Como você provavelmente deve saber, toda
a matéria conhecida do universo é composta por átomos, que por sua vez
são formados por partículas ainda menores chamadas prótons, elétrons e
nêutrons (estes ainda formados por quarks).
Todavia, 99,9% do interior do átomo é um
espaço vazio. Para ter uma noção de quanto espaço vazio há dentro de um
único átomo, vamos imaginar que seu núcleo é do tamanho da cabeça de um
alfinete. Então, o átomo em si seria do tamanho do estádio do Maracanã.
Realmente há muito espaço “vago” dentro de cada átomo.

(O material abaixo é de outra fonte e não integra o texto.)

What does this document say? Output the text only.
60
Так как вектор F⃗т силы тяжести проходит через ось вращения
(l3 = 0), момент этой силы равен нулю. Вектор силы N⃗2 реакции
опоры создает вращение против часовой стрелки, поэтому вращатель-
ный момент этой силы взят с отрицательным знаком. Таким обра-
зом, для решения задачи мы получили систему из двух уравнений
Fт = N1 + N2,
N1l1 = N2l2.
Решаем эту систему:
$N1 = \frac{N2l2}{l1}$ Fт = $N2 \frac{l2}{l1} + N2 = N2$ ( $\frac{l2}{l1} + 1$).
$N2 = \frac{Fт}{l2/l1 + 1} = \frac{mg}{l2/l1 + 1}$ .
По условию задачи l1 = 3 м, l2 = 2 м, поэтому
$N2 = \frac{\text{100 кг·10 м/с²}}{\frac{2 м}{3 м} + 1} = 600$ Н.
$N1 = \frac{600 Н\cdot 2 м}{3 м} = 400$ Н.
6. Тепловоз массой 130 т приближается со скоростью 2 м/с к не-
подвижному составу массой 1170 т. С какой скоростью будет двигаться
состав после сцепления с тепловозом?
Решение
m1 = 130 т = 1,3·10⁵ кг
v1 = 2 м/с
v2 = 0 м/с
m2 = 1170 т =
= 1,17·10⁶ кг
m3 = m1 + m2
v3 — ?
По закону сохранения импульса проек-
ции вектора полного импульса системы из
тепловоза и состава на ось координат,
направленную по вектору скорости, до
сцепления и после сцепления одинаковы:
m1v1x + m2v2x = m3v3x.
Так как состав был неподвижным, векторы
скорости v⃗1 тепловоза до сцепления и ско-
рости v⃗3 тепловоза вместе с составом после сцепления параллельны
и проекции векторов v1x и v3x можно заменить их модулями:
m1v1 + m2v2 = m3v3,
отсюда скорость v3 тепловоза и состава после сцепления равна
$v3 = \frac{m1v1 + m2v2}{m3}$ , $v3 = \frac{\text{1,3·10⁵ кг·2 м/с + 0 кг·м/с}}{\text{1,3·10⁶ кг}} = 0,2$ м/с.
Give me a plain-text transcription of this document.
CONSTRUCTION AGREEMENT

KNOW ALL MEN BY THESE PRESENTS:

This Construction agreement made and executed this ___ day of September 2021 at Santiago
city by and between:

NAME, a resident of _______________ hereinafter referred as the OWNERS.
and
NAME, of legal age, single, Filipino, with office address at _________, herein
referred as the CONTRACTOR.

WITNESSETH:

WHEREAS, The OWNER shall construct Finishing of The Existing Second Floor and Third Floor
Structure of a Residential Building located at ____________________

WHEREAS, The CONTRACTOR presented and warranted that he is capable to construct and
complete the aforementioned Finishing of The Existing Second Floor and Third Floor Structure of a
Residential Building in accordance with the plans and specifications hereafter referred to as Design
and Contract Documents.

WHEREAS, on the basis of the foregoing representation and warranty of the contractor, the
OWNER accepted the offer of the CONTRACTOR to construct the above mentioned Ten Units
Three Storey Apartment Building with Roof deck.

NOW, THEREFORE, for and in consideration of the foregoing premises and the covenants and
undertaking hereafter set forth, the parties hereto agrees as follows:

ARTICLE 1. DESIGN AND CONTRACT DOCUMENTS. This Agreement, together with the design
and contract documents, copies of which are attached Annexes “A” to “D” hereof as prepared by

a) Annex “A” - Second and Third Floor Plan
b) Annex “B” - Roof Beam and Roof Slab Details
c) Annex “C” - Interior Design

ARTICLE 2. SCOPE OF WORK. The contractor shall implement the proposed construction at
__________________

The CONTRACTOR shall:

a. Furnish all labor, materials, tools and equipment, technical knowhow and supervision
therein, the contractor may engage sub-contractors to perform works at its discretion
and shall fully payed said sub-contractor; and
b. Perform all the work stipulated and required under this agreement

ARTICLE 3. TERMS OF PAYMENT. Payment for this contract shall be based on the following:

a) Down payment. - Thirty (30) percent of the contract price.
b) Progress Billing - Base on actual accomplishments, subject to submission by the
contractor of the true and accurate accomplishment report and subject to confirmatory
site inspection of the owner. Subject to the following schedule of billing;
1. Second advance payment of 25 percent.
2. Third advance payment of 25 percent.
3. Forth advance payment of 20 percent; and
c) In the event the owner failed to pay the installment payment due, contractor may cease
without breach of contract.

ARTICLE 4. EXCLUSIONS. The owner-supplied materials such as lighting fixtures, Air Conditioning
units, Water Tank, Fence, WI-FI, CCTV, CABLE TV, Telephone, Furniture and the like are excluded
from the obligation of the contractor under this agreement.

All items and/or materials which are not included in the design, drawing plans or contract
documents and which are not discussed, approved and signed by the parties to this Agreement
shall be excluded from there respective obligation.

Isso pode fazer você se perguntar: mas
se há tanto espaço vazio dentro de um átomo, como é que eles não se
cruzam ou se atravessam? Isto é, como nós podemos tocar em objetos ou em
outras pessoas se nossos átomos são enormes vazios com um minúsculo
núcleo?
A resposta é simples: nunca, em hipótese
alguma, encostamos realmente em outras coisas ou pessoas. Quando nos
aproximamos muito de um corpo, temos a sensação de o estar tocando. Mas
lá dentro o que realmente acontece é a chamada repulsão elétrica. Resumidamente,
trata-se de um fenômeno onde duas partículas de cargas elétricas iguais
se repelem. Isso significa que chegamos muito perto de outros corpos,
mas nunca realmente o tocamos.
Conforme aumentamos a força de nossa mão
(ou qualquer parte do corpo) contra outra superfície, maior é a força
de repulsão que impede que ambos os corpos se atravessem. Em outras
palavras, sempre haverá um espaço invisível ao olho humano entre dois
corpos que estão aparentemente juntos.
Claro que a repulsão elétrica não é uma
força infalível. Quanto são submetidos a altas temperaturas, os átomos
de hidrogênio, por exemplo, ganham uma força forte o suficiente para
vencer a repulsão. Sempre que isso acontece, temos a fusão nuclear,
fenômeno que permite que as estrelas brilhem e liberem energia através
do universo. [PhysicsClassroom, Study]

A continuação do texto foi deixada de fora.